Van Dam, a bumbling, subservient second banana who had occasional moments of pathos, was a reliable source of laughs on the show, which ran until 1997.

Mr. Van Dyke was invited on talk shows, like “Late Show With David Letterman,” and was nominated for four Emmys for supporting actor for playing Van Dam, but he never won any.

He told USA Today in 1990 that he was thrilled to get some recognition after his meandering career.

“Everybody talks about me making a comeback,” he said. “I say: ‘Comeback from what? This is as good as it’s ever been.’”

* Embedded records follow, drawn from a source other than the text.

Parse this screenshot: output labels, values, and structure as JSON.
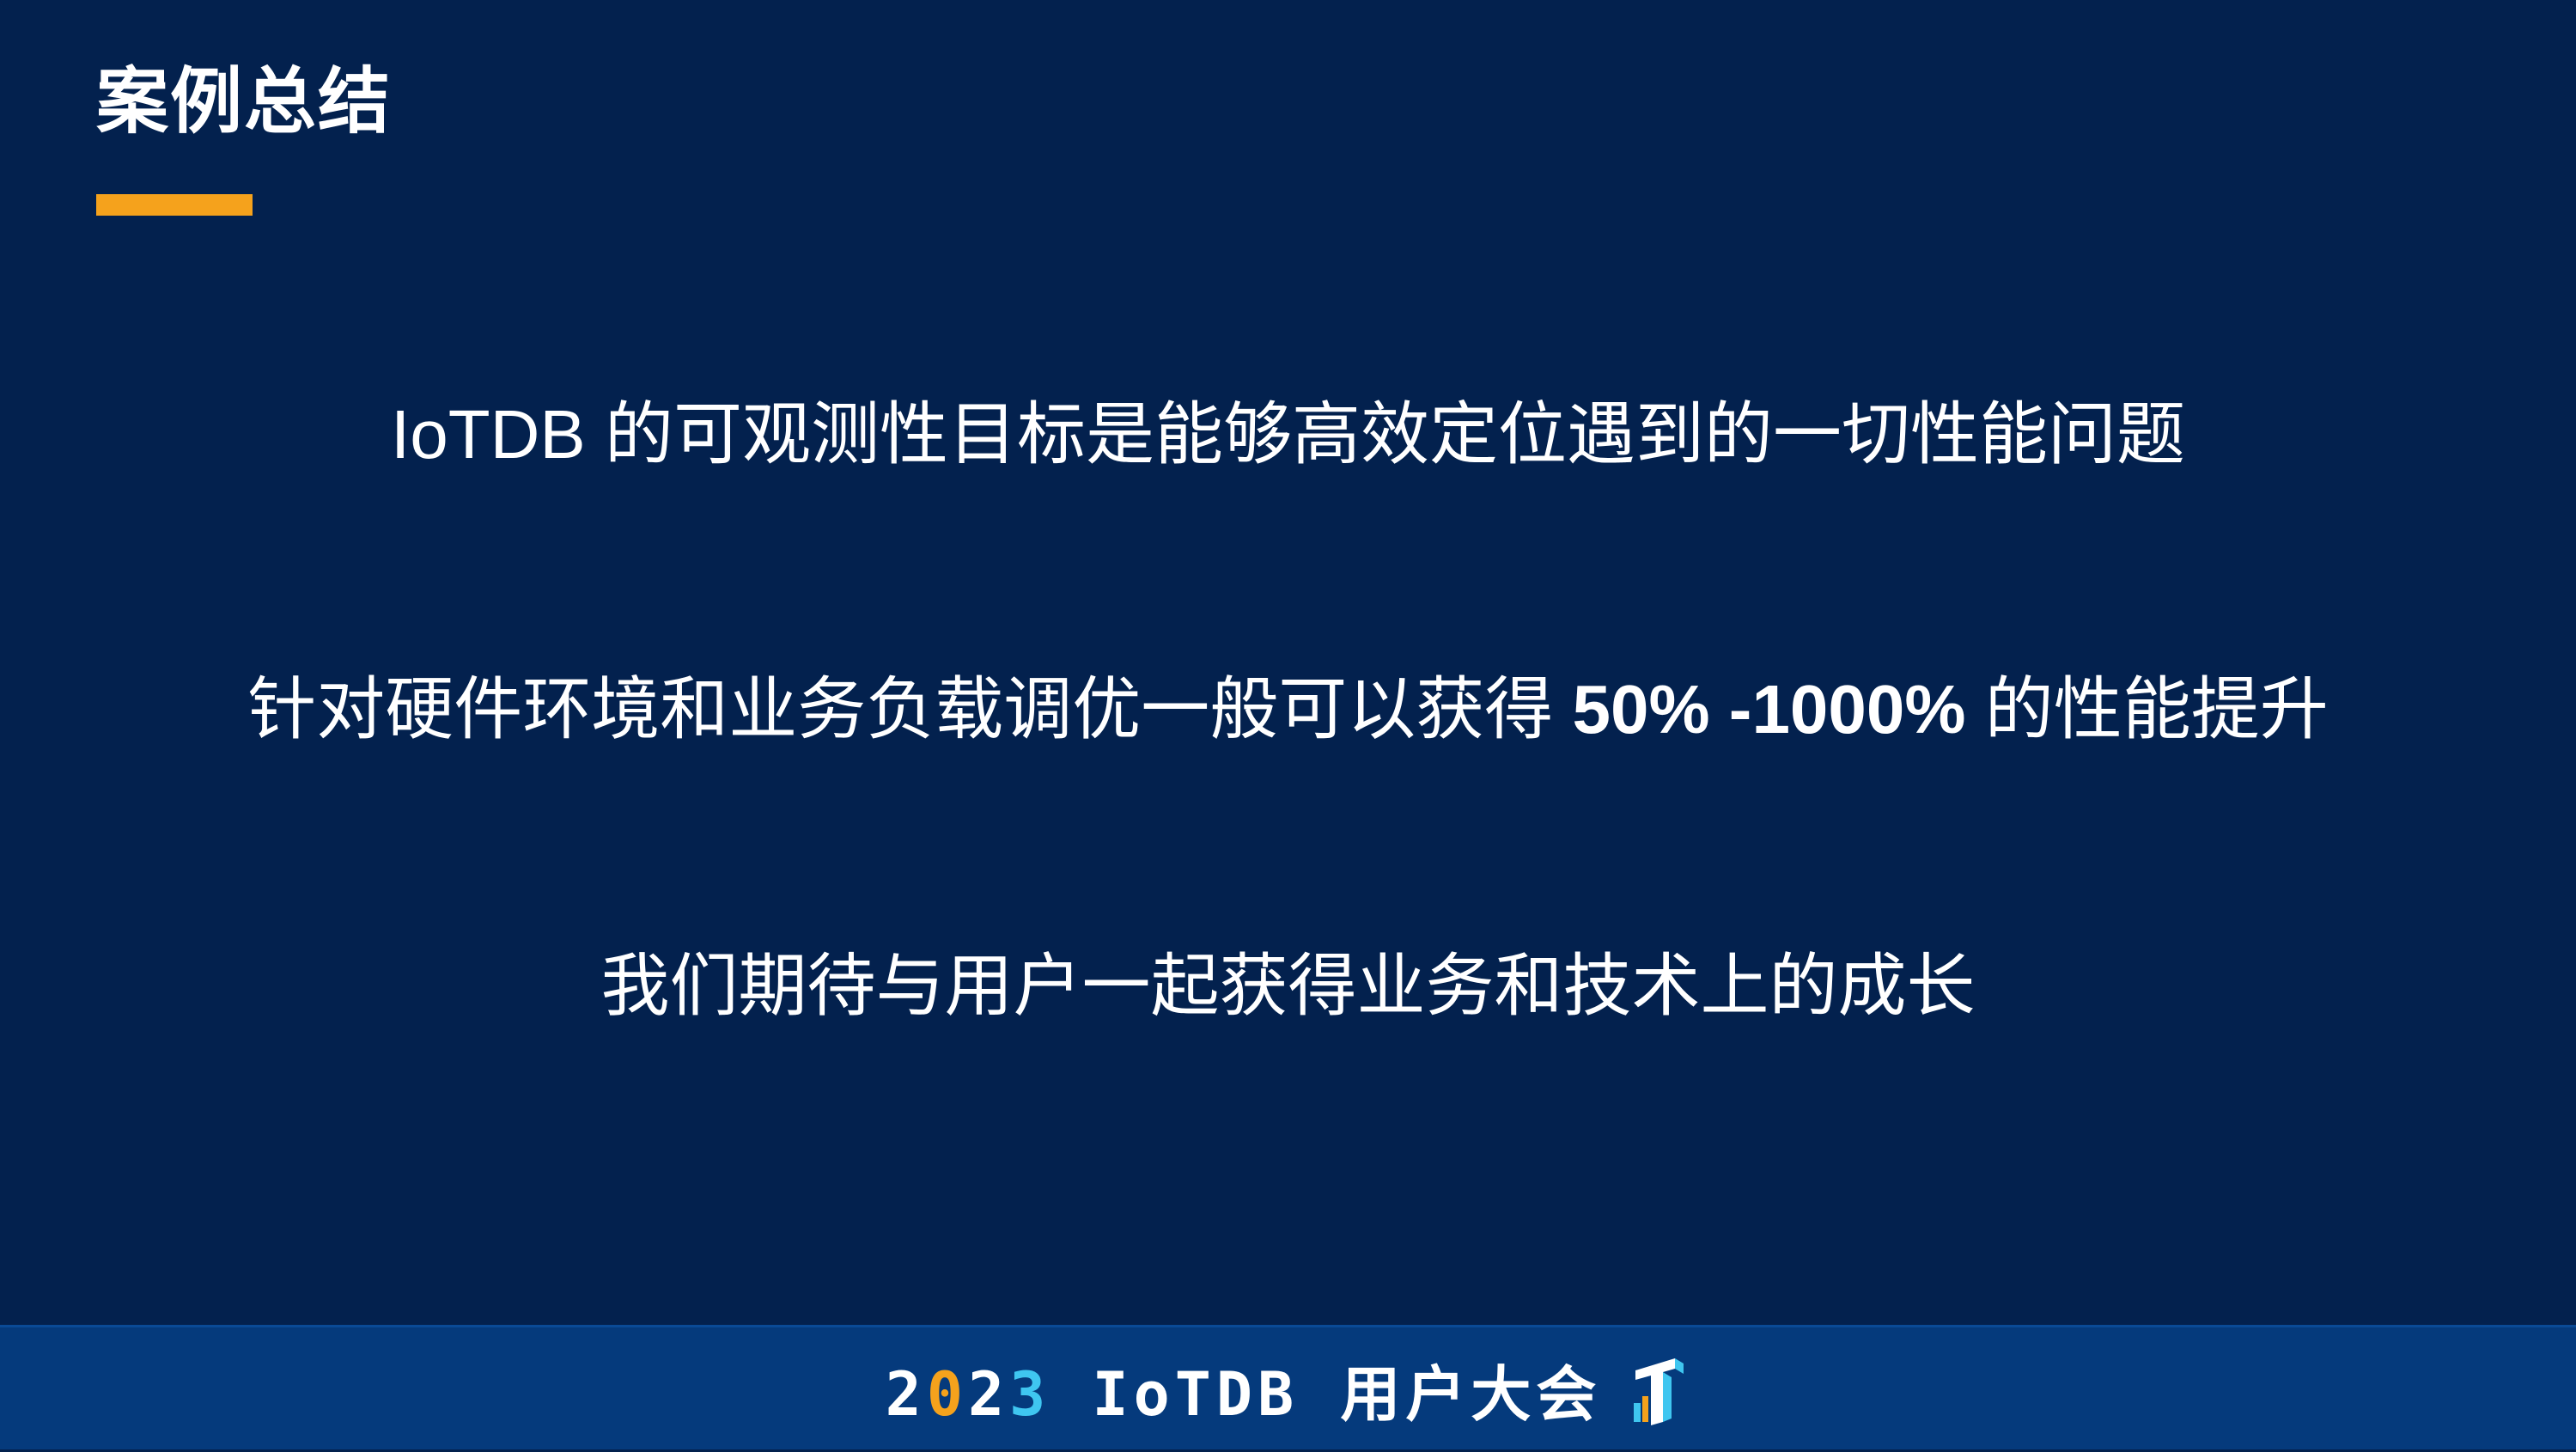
{
  "slide": {
    "title": "案例总结",
    "accent_color": "#f5a21c",
    "background_color": "#03214e",
    "lines": [
      {
        "text": "IoTDB 的可观测性目标是能够高效定位遇到的一切性能问题"
      },
      {
        "prefix": "针对硬件环境和业务负载调优一般可以获得 ",
        "highlight": "50% -1000%",
        "suffix": " 的性能提升"
      },
      {
        "text": "我们期待与用户一起获得业务和技术上的成长"
      }
    ]
  },
  "footer": {
    "year_digits": [
      "2",
      "0",
      "2",
      "3"
    ],
    "year_digit_colors": [
      "#ffffff",
      "#f5a21c",
      "#ffffff",
      "#3fc6f0"
    ],
    "event_name": "IoTDB 用户大会",
    "logo_icon": "iotdb-logo-icon",
    "background_color": "#053a7c"
  }
}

Jerry McCord Van Dyke was born on July 27, 1931, in Danville, Ill., to Loren Van Dyke, a traveling salesman, and the former Hazel McCord, a homemaker. He was a little more than five years younger than Dick, and like his brother started a comedy act as a teenager, honing his skills at nightclubs and strip clubs.

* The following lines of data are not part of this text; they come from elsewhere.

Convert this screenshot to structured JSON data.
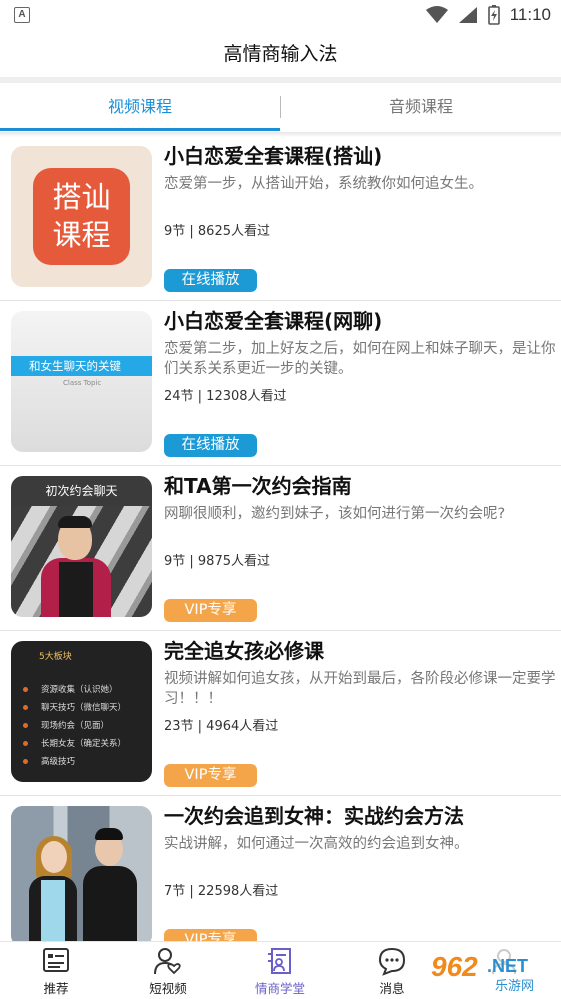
{
  "status_bar": {
    "time": "11:10",
    "left_icon_letter": "A"
  },
  "header": {
    "title": "高情商输入法"
  },
  "tabs": [
    {
      "label": "视频课程",
      "active": true
    },
    {
      "label": "音频课程",
      "active": false
    }
  ],
  "courses": [
    {
      "title": "小白恋爱全套课程(搭讪)",
      "description": "恋爱第一步，从搭讪开始，系统教你如何追女生。",
      "meta": "9节 | 8625人看过",
      "badge": "在线播放",
      "badge_type": "play",
      "thumb_text": [
        "搭讪",
        "课程"
      ]
    },
    {
      "title": "小白恋爱全套课程(网聊)",
      "description": "恋爱第二步，加上好友之后，如何在网上和妹子聊天，是让你们关系关系更近一步的关键。",
      "meta": "24节 | 12308人看过",
      "badge": "在线播放",
      "badge_type": "play",
      "thumb_text": [
        "和女生聊天的关键",
        "Class Topic"
      ]
    },
    {
      "title": "和TA第一次约会指南",
      "description": "网聊很顺利，邀约到妹子，该如何进行第一次约会呢?",
      "meta": "9节 | 9875人看过",
      "badge": "VIP专享",
      "badge_type": "vip",
      "thumb_text": [
        "初次约会聊天"
      ]
    },
    {
      "title": "完全追女孩必修课",
      "description": "视频讲解如何追女孩，从开始到最后，各阶段必修课一定要学习！！！",
      "meta": "23节 | 4964人看过",
      "badge": "VIP专享",
      "badge_type": "vip",
      "thumb_text": [
        "5大板块",
        "资源收集（认识她）",
        "聊天技巧（微信聊天）",
        "现场约会（见面）",
        "长期女友（确定关系）",
        "高级技巧"
      ]
    },
    {
      "title": "一次约会追到女神：实战约会方法",
      "description": "实战讲解，如何通过一次高效的约会追到女神。",
      "meta": "7节 | 22598人看过",
      "badge": "VIP专享",
      "badge_type": "vip",
      "thumb_text": []
    }
  ],
  "bottom_nav": [
    {
      "label": "推荐",
      "icon": "list-card-icon",
      "active": false
    },
    {
      "label": "短视频",
      "icon": "person-heart-icon",
      "active": false
    },
    {
      "label": "情商学堂",
      "icon": "book-person-icon",
      "active": true
    },
    {
      "label": "消息",
      "icon": "chat-bubble-icon",
      "active": false
    },
    {
      "label": "",
      "icon": "profile-icon",
      "active": false
    }
  ],
  "watermark": {
    "text_top": "962",
    "text_net": ".NET",
    "text_bottom": "乐游网"
  },
  "colors": {
    "accent": "#1a8fd6",
    "play_badge": "#1b9ad6",
    "vip_badge": "#f4a54a",
    "nav_active": "#6a5fc8"
  }
}
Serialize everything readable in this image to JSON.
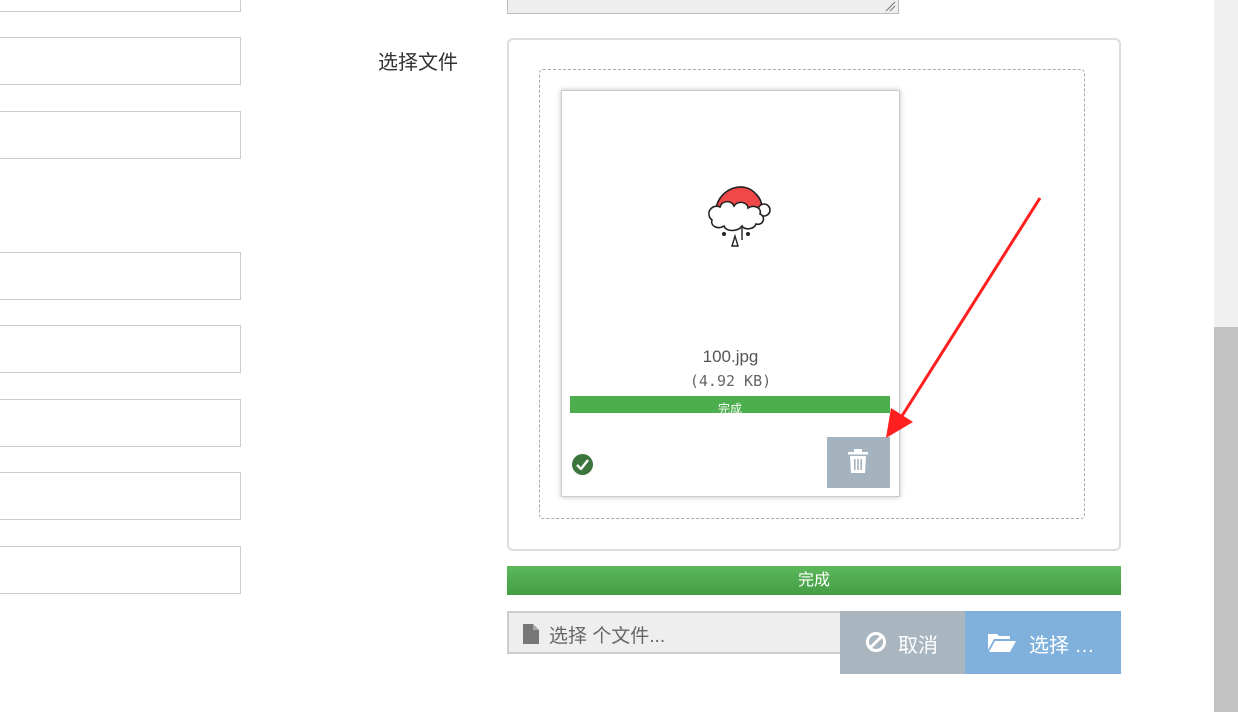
{
  "form": {
    "file_label": "选择文件"
  },
  "upload": {
    "file_name": "100.jpg",
    "file_size": "(4.92 KB)",
    "item_status": "完成",
    "item_progress": 1.0,
    "overall_status": "完成",
    "overall_progress": 1.0,
    "caption_placeholder": "选择 个文件...",
    "cancel_label": "取消",
    "browse_label": "选择 …"
  },
  "colors": {
    "progress_green": "#4cae4c",
    "success_icon": "#3c763d",
    "delete_button": "#a5b3be",
    "cancel_button": "#a9b6c0",
    "browse_button": "#7fb1dc",
    "annotation_arrow": "#ff1f1f"
  },
  "icons": {
    "success": "check-circle-icon",
    "delete": "trash-icon",
    "caption": "file-icon",
    "cancel": "ban-icon",
    "browse": "folder-open-icon"
  }
}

 “I couldn’t do anything else,” he joked to USA Today in 1990. “I decided to be a comedian at 8 years old and didn’t tend to my studies in school. Had I known how to do anything else, I would have quit. Many times.”

He performed at bases around the world during a stint in the Air Force in the mid-1950s. He appeared as a guest on “The Ed Sullivan Show,” had walk-on roles on “Perry Mason” and “The Andy Griffith Show” and appeared in the John Wayne and Maureen O’Hara Western “McLintock!” (1963), one of a handful of movies that he acted in.

By the end of the 1960s, Mr. Van Dyke’s television career had tapered off. He supported himself with his stage act at Playboy Clubs, in Las Vegas and on cruise ships. He also appeared on shows like “Love, American Style,” “The Mary Tyler Moore Show” and, not surprisingly, “The New Dick Van Dyke Show.”

Mr. Van Dyke married Carol Johnson in the mid-1950s; they divorced in the mid-1970s. Besides his wife, Ms. Jones, and his brother, survivors include a daughter, Jerri Lynne, and a son, Ronald, both from his first marriage; and two grandchildren. Another daughter, Kelly Jean Van Dyke-Nance, died in 1991.

After “Coach,” he appeared in sitcoms like “My Name Is Earl” and “Raising Hope.” The Van Dyke brothers kept playing siblings together into old age, including on the ABC sitcom “The Middle” in 2015.


In 1993, just over three decades after his first guest appearance on “The Dick Van Dyke Show,” Mr. Van Dyke returned his brother’s favor when Dick had a nonspeaking, walk-on part in a Christmas episode of “Coach.”

“I’m getting sick of Dick riding on my coattails,” Mr. Van Dyke joked to The Toronto Star in 1994. “I just can’t prop up his career forever.”

At the time, Dick had a show of his own, “Diagnosis Murder,” on CBS. He played the lead, a doctor who solved crimes. Jerry appeared on the show in 1999.